La conférence décide, à l'initiative de la France, un moratoire de six mois durant lequel le Viêt-nam s'efforce de stopper les départs illégaux et de faciliter les départs légaux. La Thaïlande et la Malaysia ne prennent aucun engagement à long terme. Quant aux nations occidentales, elles acceptent d'accueillir 70 000 personnes supplémentaires, ce qui porte à 260 000 places la capacité d'accueil des réfugiés en Occident jusqu'en juin 1980. Une aide de 190 millions de dollars est accordée.

Conséquence de ces efforts et en particulier des engagements pris par Hanoi, le flux des réfugiés du Viêt-nam commence à se réduire à l'automne. Les autorités vietnamiennes, il est vrai, utilisent pour interdire les départs illégaux des moyens souvent radicaux : en quelques mois, 4 000 personnes — trafiquants, fonctionnaires, intermédiaires facilitant les fuites, passeurs ou réfugiés imprudents — sont arrêtées. Certains sont exécutés. Quant aux départs légalement autorisés par Hanoi, ils sont encore rares.

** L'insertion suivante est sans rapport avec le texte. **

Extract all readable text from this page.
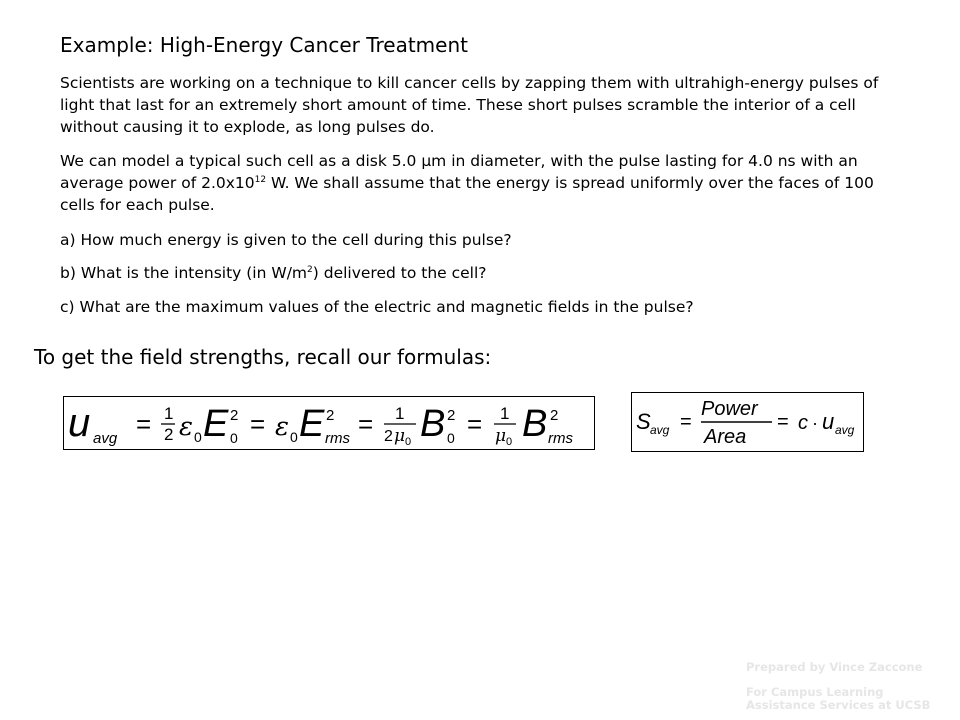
Example: High-Energy Cancer Treatment
Scientists are working on a technique to kill cancer cells by zapping them with ultrahigh-energy pulses of light that last for an extremely short amount of time. These short pulses scramble the interior of a cell without causing it to explode, as long pulses do.
We can model a typical such cell as a disk 5.0 μm in diameter, with the pulse lasting for 4.0 ns with an average power of $2.0x10^{12}$ W. We shall assume that the energy is spread uniformly over the faces of 100 cells for each pulse.
a) How much energy is given to the cell during this pulse?
b) What is the intensity (in $W/m^2$) delivered to the cell?
c) What are the maximum values of the electric and magnetic fields in the pulse?
To get the field strengths, recall our formulas:
u avg = 1
2 ε 0 E 2
0 = ε 0 E 2
rms = 1
2 μ 0 B 2
0 = 1
μ 0 B 2
rms
S avg =
Power
Area
= c · u avg
Prepared by Vince Zaccone
For Campus Learning
Assistance Services at UCSB
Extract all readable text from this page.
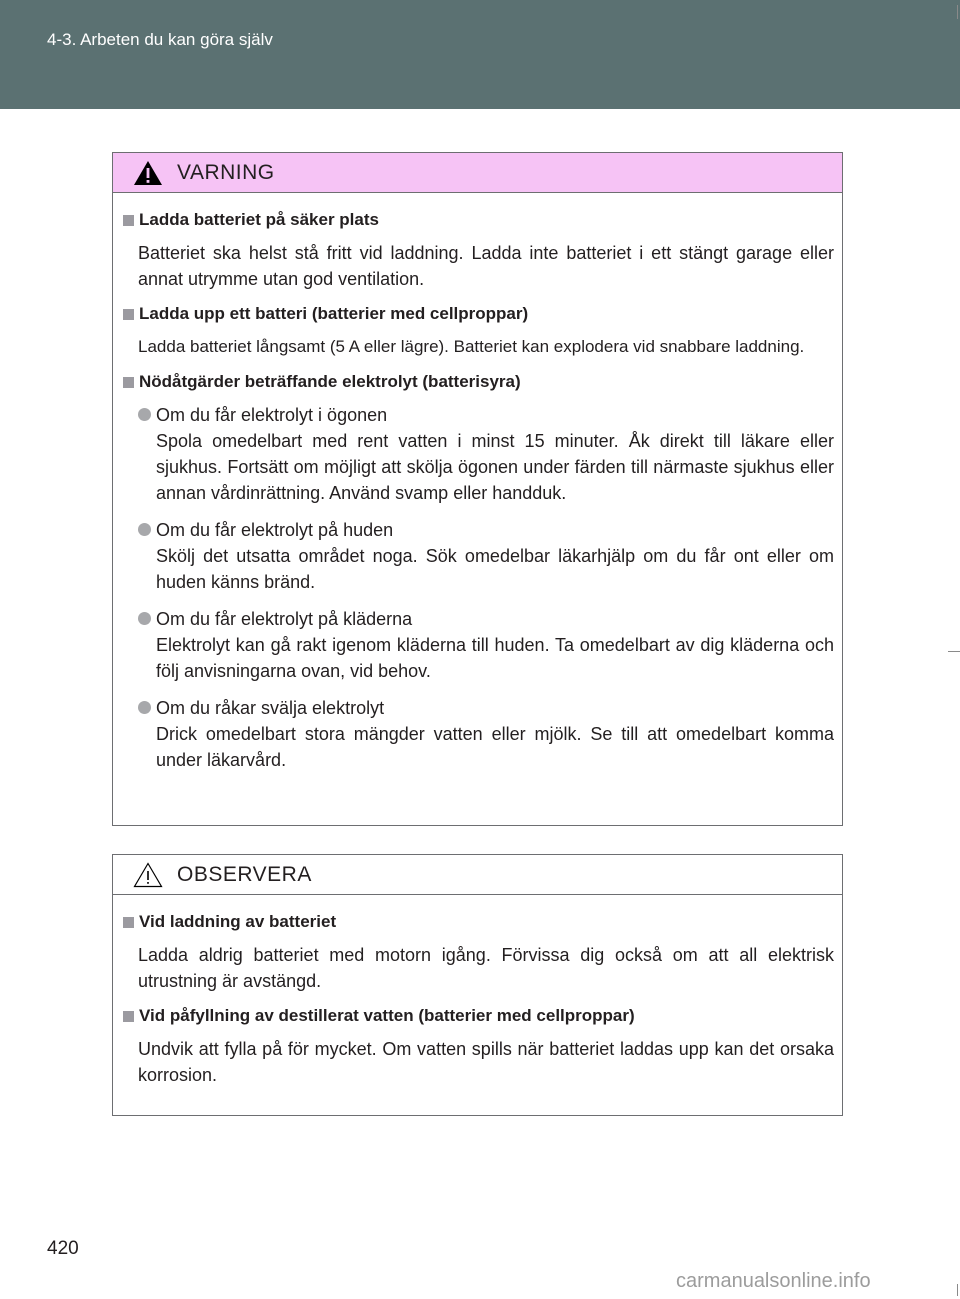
4-3. Arbeten du kan göra själv
VARNING
Ladda batteriet på säker plats
Batteriet ska helst stå fritt vid laddning. Ladda inte batteriet i ett stängt garage eller annat utrymme utan god ventilation.
Ladda upp ett batteri (batterier med cellproppar)
Ladda batteriet långsamt (5 A eller lägre). Batteriet kan explodera vid snabbare laddning.
Nödåtgärder beträffande elektrolyt (batterisyra)
Om du får elektrolyt i ögonen
Spola omedelbart med rent vatten i minst 15 minuter. Åk direkt till läkare eller sjukhus. Fortsätt om möjligt att skölja ögonen under färden till närmaste sjukhus eller annan vårdinrättning. Använd svamp eller handduk.
Om du får elektrolyt på huden
Skölj det utsatta området noga. Sök omedelbar läkarhjälp om du får ont eller om huden känns bränd.
Om du får elektrolyt på kläderna
Elektrolyt kan gå rakt igenom kläderna till huden. Ta omedelbart av dig kläderna och följ anvisningarna ovan, vid behov.
Om du råkar svälja elektrolyt
Drick omedelbart stora mängder vatten eller mjölk. Se till att omedelbart komma under läkarvård.
OBSERVERA
Vid laddning av batteriet
Ladda aldrig batteriet med motorn igång. Förvissa dig också om att all elektrisk utrustning är avstängd.
Vid påfyllning av destillerat vatten (batterier med cellproppar)
Undvik att fylla på för mycket. Om vatten spills när batteriet laddas upp kan det orsaka korrosion.
420
carmanualsonline.info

La tragédie des boat people est l'occasion, non seulement au Viêt-nam, mais à Hongkong, à Singapour, en Malaysia, en Indonésie et en Thaïlande, de la mise en place d'un trafic dans lequel les fonctionnaires, les ; hommes d'affaires et les pirates qui infestent la mer de Chine ont eu leur part : ceux qui veulent partir doivent payer parfois jusqu'à 2 000 dollars l'autorisation de se déplacer, d'embarquer, acheter à prix d'or à des pêcheurs ou à des hommes d'affaires des navires qui ne sont que des coques de noix ou payer leur place sur des cargos tout juste bons pour la ferraille.

Sur les quelque 1 500 000 réfugiés qui ont quitté les trois pays d'Indochine depuis 1975, au moins 500 000 ont disparu, morts, noyés ou assassinés.

– Laos : depuis l'avènement du régime pro-communiste à Vientiane, 280 000 personnes, soit près de 1 Laotien sur 10, ont fui leur pays — partisans de l'ancien régime, montagnards H'mong et, plus récemment, fonctionnaires du nouveau régime en désaccord avec les orientations pro-vietnamiennes de leur gouvernement. À l'heure actuelle, 140 000 réfugiés laotiens, dont 85 000 H'mong, sont encore dans les camps de Thaïlande ; certains depuis 1976.

– Cambodge : après avoir fui durant quatre ans l'enfer de Pol Pot, c'est par centaines de milliers que les Cambodgiens se précipitent à marche forcée vers la Thaïlande, fuyant les combats entre troupes vietnamiennes et Khmers rouges ou tentant d'échapper à la famine.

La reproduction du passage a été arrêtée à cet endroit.